La mia ricerca si muove nel territorio del simbolismo e nasce da un ascolto profondo: non scelgo le immagini, accadono quando la mente tace.

Esploro la dualità come condizione essenziale dell’esistenza:  materia e spirito, potere e vulnerabilità, ordine e caos, luce e ombra, maschile e femminile, visibile e invisibile.

Attraverso il simbolo indago queste tensioni interiori, lasciandomi attraversare da ciò che sento, finché nel silenzio emerge l’immagine.

La mia esperienza di 26 anni accanto a persone in situazione di disagio e vulnerabilità, unita allo studio personale e alla ricerca, rappresenta una radice concreta e non astratta del mio lavoro. È lì che il conflitto, la fragilità e la trasformazione si manifestano nella loro verità più essenziale.
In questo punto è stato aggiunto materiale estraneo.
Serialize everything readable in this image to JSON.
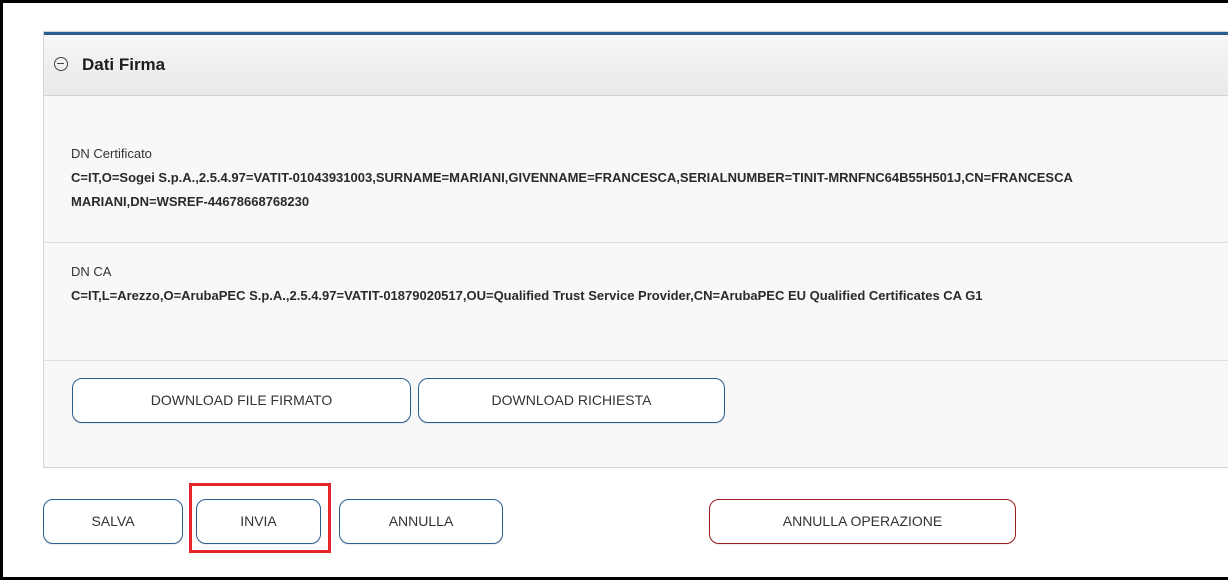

Per me la pittura è un’urgenza interiore, prima ancora che una scelta. Ogni opera  è una tappa di questo viaggio infinito.

È uno spazio in cui gli opposti non si annullano, ma imparano a dialogare.

Un territorio sospeso dove le tensioni diventano forma, il conflitto si trasforma in equilibrio e l’identità non è una definizione, ma un movimento continuo.

 

Cerco l’armonia dentro la frattura, la luce dentro l’ombra, una verità che non separa, ma unisce.